I’m on a project right now that needs to work on or offline (no, not for mobile, but still confined to webkit), so HTML5′s manifest attribute is the obvious choice. Unfortunately, the implementation even on Safari is spotty at best, and the documentation of precisely what is necessary to make it work (or troubleshoot what went wrong) is nearly nonexistent. That which has been written is largely incomplete or inaccurate, not because of laziness or incompetency but due to the fact that the specification itself is still in flux!

The bits I’m having trouble with at the moment:

  • There’s some HTTP header other than the mime type which (I think) is preventing a simple test page from working on one server. I think it’s “Accept-Ranges: bytes”, but I’m not sure.
  • Safari (4.0.5) handles loading new versions of the cached files in a way that I suspect is a design flaw rather than a bug. Safari isn’t my target platform (QTwebkit is), but I’m attempting to use it as a reference for how things are supposed to work so I can verify how good or bad QT’s implementation is.

On the latter issue, a little background explanation is required. A cache manifest file is (mainly) just a short list of files that may or may be not used by your html5 page. The page itself is listed in there as well:

#version: 1

When you navigate to offline.html (whose html element has the manifest attribute pointing to the file above) the first time, the browser behaves more or less as normal. But when you go the second time, instead of checking with the server to see if offline.html has changed, it only checks to see if the manifest file has changed. If it has, then it should check for updates to all the files listed within it.

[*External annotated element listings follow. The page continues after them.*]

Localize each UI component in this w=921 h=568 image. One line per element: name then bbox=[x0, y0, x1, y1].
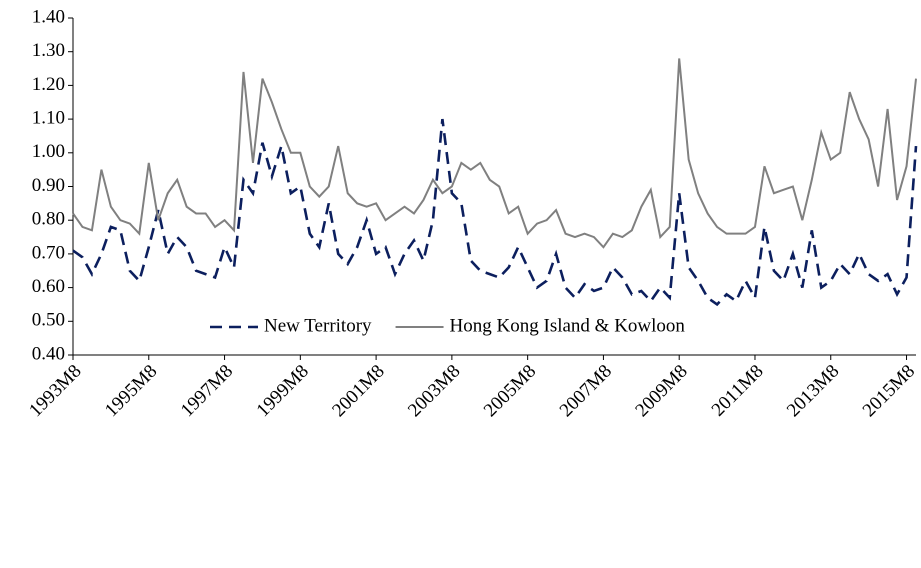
y-tick-label: 1.30 bbox=[32, 40, 65, 61]
y-tick-label: 1.40 bbox=[32, 6, 65, 27]
x-tick-label: 2001M8 bbox=[328, 361, 388, 421]
legend-label: Hong Kong Island & Kowloon bbox=[450, 315, 686, 336]
y-tick-label: 0.90 bbox=[32, 175, 65, 196]
x-tick-label: 2015M8 bbox=[859, 361, 919, 421]
y-tick-label: 0.80 bbox=[32, 209, 65, 230]
y-tick-label: 1.00 bbox=[32, 141, 65, 162]
x-tick-label: 2009M8 bbox=[631, 361, 691, 421]
y-tick-label: 0.40 bbox=[32, 343, 65, 364]
x-tick-label: 2013M8 bbox=[783, 361, 843, 421]
x-tick-label: 2003M8 bbox=[404, 361, 464, 421]
x-tick-label: 1993M8 bbox=[25, 361, 85, 421]
series-line bbox=[72, 118, 918, 307]
y-tick-label: 0.60 bbox=[32, 276, 65, 297]
y-tick-label: 0.50 bbox=[32, 310, 65, 331]
y-tick-label: 1.20 bbox=[32, 74, 65, 95]
x-tick-label: 1997M8 bbox=[177, 361, 237, 421]
x-tick-label: 1995M8 bbox=[101, 361, 161, 421]
x-tick-label: 1999M8 bbox=[253, 361, 313, 421]
y-tick-label: 0.70 bbox=[32, 242, 65, 263]
x-tick-label: 2011M8 bbox=[708, 361, 768, 421]
series-line bbox=[72, 58, 917, 249]
y-tick-label: 1.10 bbox=[32, 107, 65, 128]
legend-label: New Territory bbox=[264, 315, 372, 336]
x-tick-label: 2007M8 bbox=[556, 361, 616, 421]
x-tick-label: 2005M8 bbox=[480, 361, 540, 421]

That’s the expected behaviour. What Safari seems to do requires a third loading to describe, however.

Let’s say that after the first loading, you make a change to offline.html, and update the version number in your manifest to prompt the update. If you reload the page, offline.html will not appear to have changed. Reload once more, however, and you’ll see the change.

This is where it gets weird: with the first reload, the Apache access log shows offline.html being requested, and delivered in full with a 200 (and not a 304). The second reload shows only the manifest being requested (with a 200). This means that Safari is getting the updated html file but not using it.

If you think about it, this might be the intended behaviour. Here’s what happens on the first reload:

  1. Safari checks its list of manifests to see if any mention offline.html.
  2. They do, so Safari loads up the cached version of it.
  3. The html element references a manifest, so it checks the manifest to see if it’s changed.
  4. It has, so it checks all the files within to see if they’ve changed, and updates the cache.
  5. The page continues rendering. Since the old version of offline.html was already loaded (which is how Safari knew to check the manifest at all), we don’t see the new version.

Obviously, this isn’t very intuitive, and it’s easy to think you’re seeing a bug. My thinking on the matter is that the manifest might not belong on the page it’s caching, but on another page which redirects or otherwise brings up that page. Alternatively (and for my project this is probably the best solution), the core page would almost never change, and all files would be brought in by the initial JS.